Alas, like all iMacs since the original Bondi Blue model, the 17-inch flat-panel iMac won't let you add internal drives, such as a second internal hard drive, and that's a pity, since 80GB can run out quickly if you work with a lot of digital video, for example. You can easily add an AirPort card for wireless access and a RAM module, however, just by popping off the bottom of the dome (holding the iMac sideways or upside down).

The dome also offers ports galore for external drives and devices: three USB ports, a VGA port, two FireWire ports, a 100MB Ethernet port, a modem, and speaker and headphone ports, plus two extra USB ports on the keyboard. We'd prefer at least one or two FireWire ports on the "front" of the dome, but the iMac's rotating display means that the front can become the back in an instant, as long as you don't need frequent access to the disc drive.

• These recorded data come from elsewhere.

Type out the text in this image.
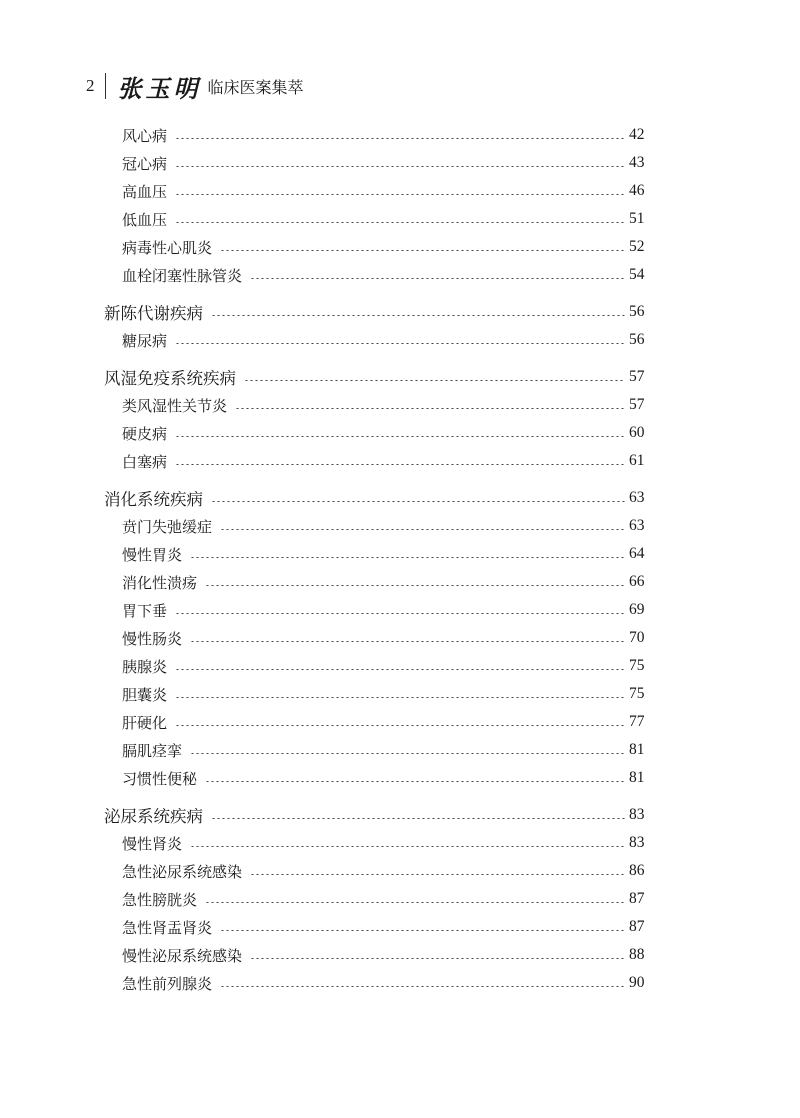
2 张玉明 临床医案集萃
风心病	42
冠心病	43
高血压	46
低血压	51
病毒性心肌炎	52
血栓闭塞性脉管炎	54
新陈代谢疾病	56
糖尿病	56
风湿免疫系统疾病	57
类风湿性关节炎	57
硬皮病	60
白塞病	61
消化系统疾病	63
贲门失弛缓症	63
慢性胃炎	64
消化性溃疡	66
胃下垂	69
慢性肠炎	70
胰腺炎	75
胆囊炎	75
肝硬化	77
膈肌痉挛	81
习惯性便秘	81
泌尿系统疾病	83
慢性肾炎	83
急性泌尿系统感染	86
急性膀胱炎	87
急性肾盂肾炎	87
慢性泌尿系统感染	88
急性前列腺炎	90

One of the iMac's best features is its seamless interoperability of hardware and software. Thanks to a full complement of bundled software, you can plug in an iPod, and the iMac will launch iTunes 3.0 and ask if you want to move songs to the MP3 player. The same goes for digital photos: plug in a digital camera, and iPhoto launches and lets you import pictures. Other software goodies that come standard with the iMac include Quicken 2002 Deluxe, FAXstf X, the World Book Encyclopedia, iMovie 2.0, iDVD 2.0 for burning DVDs, and AppleWorks 6.2, which can open Microsoft Office documents and save them in Office formats. You'll also get three games, including Pangea's engaging, 3D, '50s sci-fi adventure Otto Matic. Each new iMac also ships with Mac OS X 10.2 Jaguar preinstalled.

Performance
Application performance
In Photoshop, iMovie, and iTunes, the 800MHz iMac beat out the 700MHz eMac, Apple's lower-end home and education computer, by the narrowest of margins, thanks to the iMac's faster CPU and 256MB of RAM. Anecdotally, we found the iMac's performance to be snappy and responsive. The iMac boots Mac OS X 10.2 in less than two minutes, for example, and most applications launch within a few seconds.

Quake III
Thanks to a new, Nvidia GeForce4 MX graphics card, as well as a slightly faster CPU, the 17-inch iMac excelled in our Quake III test, beating the eMac by about seven frames per second, and we found that Quake ran about 20 percent faster on the new iMac than it did on the 15-inch iMac (both have 800MHz G4 processors).

Service and support
As usual, Apple backs its machines with a subpar one-year parts and service warranty and a stingy 90 days of toll-free technical support. However, you can extend all of this to three years, with the US$149 AppleCare Protection Plan. That's not a bad price, but we'd prefer free tech support for the life of the standard warranty.

Apple counters with substantial Web support, including online technical notes, FAQs, and large message boards, though you must submit to the site's free registration process before you can access the wealth of info. Also, thanks to OS X 10.2, you can now view much of the online help content from certain operating-system features: Sherlock 3.0 lets you search for and read knowledge base articles, and the help system can connect to the Internet and download info into the Help application.